Sowieso zijn ze gezegend met een sterke bassist en een charismatische frontman, die met de nodige theatrale Grote Gebaren en een krachtig stemgeluid toch het sterkste wapen blijkt te zijn van het vijftal. Maar met hun drukke akkoordenschema’s, zwaar aangezette, epische melodieën en vooral de veel te foute toetsen (oh god, die toetsen!) lijken ze toch een beetje de verkeerde band op de verkeerde plek, hun immense merchandisetafel ten spijt. Je weet gewoon dat er mensen zijn die zelfs bij het lezen van deze woorden in een vurige luchtgitaarsolo zullen uitbarsten, maar hun Savatage-sound is aan het Kaf en Koren publiek niet echt besteed vanavond. Tja, en dan lijkt de voorronde-jury het uiteindelijk toch goed gezien te hebben met hun zuinige scores voor Spawn en Segunda. Op basis van diezelfde voorrondes is Rag and Bone degene met de beste kans op een plek in de finale en die favorietenrol komt eigenlijk geen moment in gevaar.

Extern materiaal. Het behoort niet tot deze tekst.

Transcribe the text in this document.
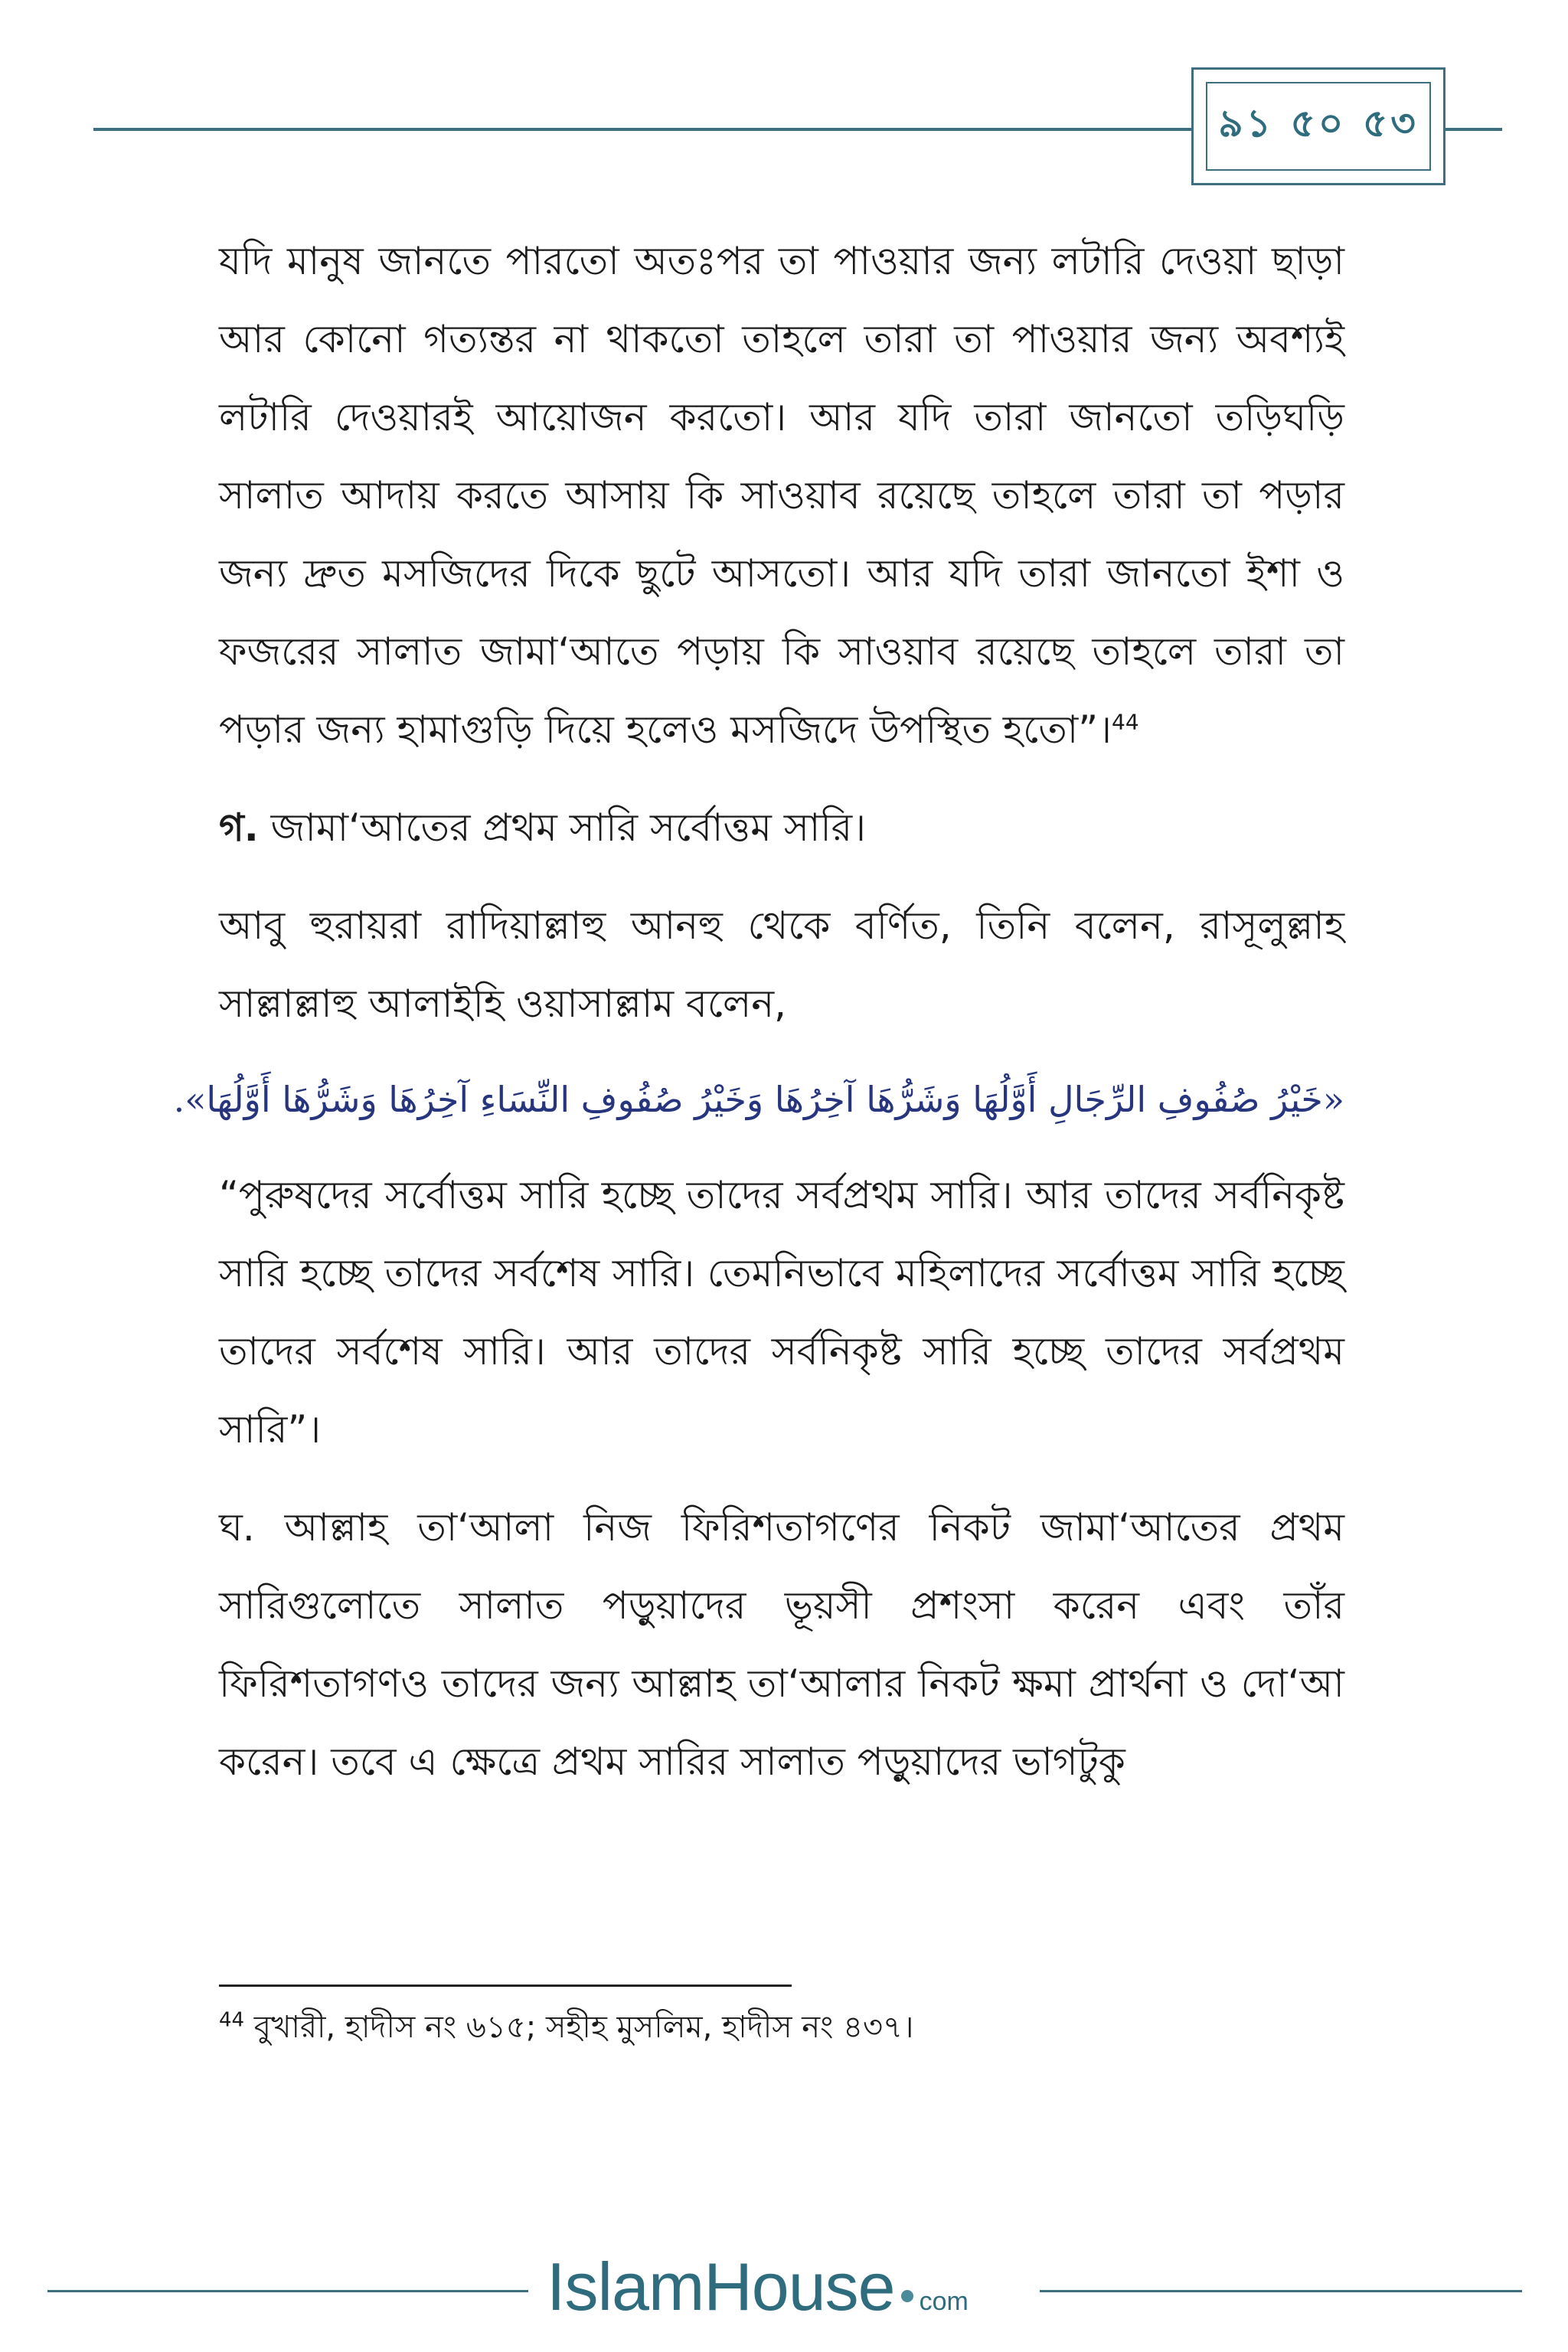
৯১ ৫০ ৫৩

যদি মানুষ জানতে পারতো অতঃপর তা পাওয়ার জন্য লটারি দেওয়া ছাড়া আর কোনো গত্যন্তর না থাকতো তাহলে তারা তা পাওয়ার জন্য অবশ্যই লটারি দেওয়ারই আয়োজন করতো। আর যদি তারা জানতো তড়িঘড়ি সালাত আদায় করতে আসায় কি সাওয়াব রয়েছে তাহলে তারা তা পড়ার জন্য দ্রুত মসজিদের দিকে ছুটে আসতো। আর যদি তারা জানতো ইশা ও ফজরের সালাত জামা‘আতে পড়ায় কি সাওয়াব রয়েছে তাহলে তারা তা পড়ার জন্য হামাগুড়ি দিয়ে হলেও মসজিদে উপস্থিত হতো”।$^{44}$

গ. জামা‘আতের প্রথম সারি সর্বোত্তম সারি।

আবু হুরায়রা রাদিয়াল্লাহু আনহু থেকে বর্ণিত, তিনি বলেন, রাসূলুল্লাহ সাল্লাল্লাহু আলাইহি ওয়াসাল্লাম বলেন,

«خَيْرُ صُفُوفِ الرِّجَالِ أَوَّلُهَا وَشَرُّهَا آخِرُهَا وَخَيْرُ صُفُوفِ النِّسَاءِ آخِرُهَا وَشَرُّهَا أَوَّلُهَا».

“পুরুষদের সর্বোত্তম সারি হচ্ছে তাদের সর্বপ্রথম সারি। আর তাদের সর্বনিকৃষ্ট সারি হচ্ছে তাদের সর্বশেষ সারি। তেমনিভাবে মহিলাদের সর্বোত্তম সারি হচ্ছে তাদের সর্বশেষ সারি। আর তাদের সর্বনিকৃষ্ট সারি হচ্ছে তাদের সর্বপ্রথম সারি”।

ঘ. আল্লাহ তা‘আলা নিজ ফিরিশতাগণের নিকট জামা‘আতের প্রথম সারিগুলোতে সালাত পড়ুয়াদের ভূয়সী প্রশংসা করেন এবং তাঁর ফিরিশতাগণও তাদের জন্য আল্লাহ তা‘আলার নিকট ক্ষমা প্রার্থনা ও দো‘আ করেন। তবে এ ক্ষেত্রে প্রথম সারির সালাত পড়ুয়াদের ভাগটুকু

$^{44}$ বুখারী, হাদীস নং ৬১৫; সহীহ মুসলিম, হাদীস নং ৪৩৭।
IslamHouse com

En ach, Rag and Bone heeft daar ook eigenlijk een te slimme formule voor, eentje waar niemand zich snel een buil aan zal vallen. Ze lijken vooral een pagina uit het boek van Room Eleven te hebben genomen: een versmelting van jazz, blues en het typische chansongeluid, smaakvol gebracht met onder andere accordeon, contrabas en een meertalige zangeres, en dat alles gebracht met een heel stijlvol jaren ’20 nachtclubimago. Niets wat we nooit eerder hebben gehoord, maar toch met een zekere frisheid die de regio wel kan gebruiken. Kwalitatief is er ook weinig aan te merken op de nummers van Rag and Bone, al blijft het af en toe wel wat te braaf en glad; iets meer gekheid en muzikaal risico mag er wel worden genomen. Het rumoerige Merleyn-publiek geeft ze alleen niet de respectvolle stilte die ze verdienen, waardoor het beklemmende sfeertje van hun sterke voorrondeset niet wordt gehaald.
Al hadden ze natuurlijk wel de context tegen dit keer: Rag and Bone moet je eigenlijk op een zonnige zomeravond op een Frans terrasje laten spelen, niet als toetje van een mopje ska en een symfonische progrockband. Maar zelfs een minder optreden van Rag and Bone weet de nodige indruk achter te laten, en het is ook niet zo vreemd dat zij hiermee hun plek in de finale weten veilig te stellen. Spawn of Segunda zijn nog wel in de race voor een wildcard voor diezelfde finale, dus zij zullen (met ons) benieuwd hun vizier richten op volgende week donderdag. Dan zullen Divided By Hearts, Ragtag & Bobtails en Boolean in de tweede halve finale aantreden, om 21.00 uur in Merleyn.